Ah, now I understand. I think the proposal would be stronger if the
Proposed Change Spec contains something like this
- The warning category in a WARNING pragma must begin with "x-"; e.g.
`{-# WARNING [x-partial] head #-}`. The reason for this is so that, the
command line options `-Wx-partial` and `-Wno-x-partial` can readily be
distinguished from the existing large number of built-in warning
categories, such as `-Wtabs`, `-Wdodgy-import`, `-Winaccessible-code` etc.
See the user manual section
https://ghc.gitlab.haskell.org/ghc/doc/users_guide/using-warnings.html?highl...for
a complete list.
Doubtless this is said already, but I did not absorb it.
An alternative you don't describe is to use a different -W flag to turn on
and off these user-specified warnings. E.g. `-Wext:partial`,
`-Wext:no-partial`. We don't think of this as a category sometimes called
`partial` and sometimes called `ext:partial`. Rather we think of two flags
`-W` and `-Wext`. I know this is equivalent to what the proposal said
originally; now I understand it better I can see the original thinking.
I don't feel strongly; but once decided, it needs clear exposition.
Simon
On Mon, 21 Nov 2022 at 20:32, Joachim Breitner
Hi,
Am Montag, dem 21.11.2022 um 13:42 +0000 schrieb Simon Peyton Jones:
But to share some color preferences: I think the x- should be in the warning pragma, as currently written on GitHub. I also think we will soon want to be able to put the warnings into various bins (e.g. Wcompat, which seems very very useful for library writers for the same reasons it's useful for GHC itself).
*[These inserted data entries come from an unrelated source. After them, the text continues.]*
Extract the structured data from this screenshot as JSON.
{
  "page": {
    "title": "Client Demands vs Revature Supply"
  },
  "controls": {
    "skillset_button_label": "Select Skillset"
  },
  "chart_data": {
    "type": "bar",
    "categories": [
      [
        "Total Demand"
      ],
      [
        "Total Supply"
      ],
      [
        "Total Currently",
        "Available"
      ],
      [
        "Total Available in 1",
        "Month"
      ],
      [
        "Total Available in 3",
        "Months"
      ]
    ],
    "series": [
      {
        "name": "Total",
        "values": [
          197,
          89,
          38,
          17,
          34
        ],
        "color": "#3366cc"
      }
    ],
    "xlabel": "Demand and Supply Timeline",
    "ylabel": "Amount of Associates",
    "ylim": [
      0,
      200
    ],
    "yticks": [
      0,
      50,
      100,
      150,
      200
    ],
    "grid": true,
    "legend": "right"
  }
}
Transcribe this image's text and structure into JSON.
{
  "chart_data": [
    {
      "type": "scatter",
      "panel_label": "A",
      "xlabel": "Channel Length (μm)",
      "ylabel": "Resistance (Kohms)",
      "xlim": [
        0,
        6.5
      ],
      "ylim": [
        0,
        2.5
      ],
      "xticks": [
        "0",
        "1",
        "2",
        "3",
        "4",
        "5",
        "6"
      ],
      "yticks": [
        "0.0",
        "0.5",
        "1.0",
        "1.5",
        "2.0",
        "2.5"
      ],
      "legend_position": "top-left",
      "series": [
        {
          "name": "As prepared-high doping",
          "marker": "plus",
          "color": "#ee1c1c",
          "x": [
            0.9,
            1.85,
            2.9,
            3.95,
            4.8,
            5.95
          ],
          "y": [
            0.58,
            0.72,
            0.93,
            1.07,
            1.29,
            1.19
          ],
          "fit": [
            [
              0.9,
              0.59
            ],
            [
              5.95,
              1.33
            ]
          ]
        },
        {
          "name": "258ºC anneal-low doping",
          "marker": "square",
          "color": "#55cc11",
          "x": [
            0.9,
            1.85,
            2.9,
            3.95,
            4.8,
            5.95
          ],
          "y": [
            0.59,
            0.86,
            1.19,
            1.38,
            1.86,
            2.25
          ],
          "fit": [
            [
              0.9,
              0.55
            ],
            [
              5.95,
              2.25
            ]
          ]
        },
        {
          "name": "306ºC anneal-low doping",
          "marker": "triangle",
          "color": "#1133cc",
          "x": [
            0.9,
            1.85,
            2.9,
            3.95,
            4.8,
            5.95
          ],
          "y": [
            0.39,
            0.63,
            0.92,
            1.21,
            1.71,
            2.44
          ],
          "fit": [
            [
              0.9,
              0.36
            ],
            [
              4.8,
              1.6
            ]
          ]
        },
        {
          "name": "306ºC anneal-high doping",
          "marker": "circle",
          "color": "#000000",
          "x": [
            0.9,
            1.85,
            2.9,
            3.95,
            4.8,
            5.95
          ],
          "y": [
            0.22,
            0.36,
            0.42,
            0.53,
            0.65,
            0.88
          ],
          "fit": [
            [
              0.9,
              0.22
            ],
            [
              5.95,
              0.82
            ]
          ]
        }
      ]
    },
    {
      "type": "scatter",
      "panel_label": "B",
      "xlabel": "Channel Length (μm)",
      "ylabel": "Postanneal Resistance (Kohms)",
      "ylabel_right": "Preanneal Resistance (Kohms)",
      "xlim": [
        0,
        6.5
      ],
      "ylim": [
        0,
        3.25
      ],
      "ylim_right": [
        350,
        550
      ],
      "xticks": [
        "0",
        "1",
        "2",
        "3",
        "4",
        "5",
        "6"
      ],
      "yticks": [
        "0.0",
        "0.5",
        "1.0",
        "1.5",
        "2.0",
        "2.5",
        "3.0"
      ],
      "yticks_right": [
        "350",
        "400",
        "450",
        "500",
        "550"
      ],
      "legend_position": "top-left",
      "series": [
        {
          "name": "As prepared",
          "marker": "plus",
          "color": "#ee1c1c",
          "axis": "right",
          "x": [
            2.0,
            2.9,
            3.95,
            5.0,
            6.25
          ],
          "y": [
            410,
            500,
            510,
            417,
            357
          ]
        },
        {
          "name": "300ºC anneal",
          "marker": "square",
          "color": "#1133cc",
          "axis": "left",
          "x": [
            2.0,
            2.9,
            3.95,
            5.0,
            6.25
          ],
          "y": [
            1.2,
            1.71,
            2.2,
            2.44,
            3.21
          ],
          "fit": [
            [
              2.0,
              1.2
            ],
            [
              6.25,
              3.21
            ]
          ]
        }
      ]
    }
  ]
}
I'm still a bit baffled by the "x-" bit. It just seems like extra noise.
Or is there an (entirely implicit) suggestion that eventually we might want "y-" and "z-" prefixes, for some y and z?
Are you baffled by the x- appearing in the flags (-Wno-x-partial) or that they also appear in the pragmas as in {-# WARNING [x-partial] "foobar" #-}?
The motivation for the former is namespacing: If we don't keep custom warnings apart from those genuinely produced by the compiler, because else it’s unclear what to do with {-# WARNING [tabs] "hehe" #-}. (Last paragraph of section 2)
There is a suggestion to have other prefixes later maybe, to distinguish warning categories that should be on by default from those that should go to -Wextra or -Wall etc. (No entirely implicit, though, section 6.3).
The motivation for the latter is that some think it’s even more confusiong to have {-# WARNING [partial] "foobar" #-} but -Wno-x-partial, because now our mental models are confused whether partial or x-partial is the name of that warning category.
I agree that this x-foo business isn't particular aesthetic. Alternatives: * We could simply allow pragmas to use built-in warning categories. Maybe the library author has a good reason to group their warning with -Wwrong-do-bind or -Wdodgy-export (but it seems a rather dangerous and confusing direction.) * We could not require a prefix, but forbid any built-in warning categories (i.e. {-# WARNING [tabs] "foo" #-} is a error).
Then library code would have to rename their categories if they (accidentially) use a category name that a later GHC version starts to use themselves. * Library authors don't get to choose category names freely, but instead GHC maintains a list of allowed categories (starting with partial, but what else?). This would allow us to document their meaning precisely for consistency, and would also allow us to set their default severity (-Wdefault, -Wall etc.).
Do any of these alternatives sound better to you?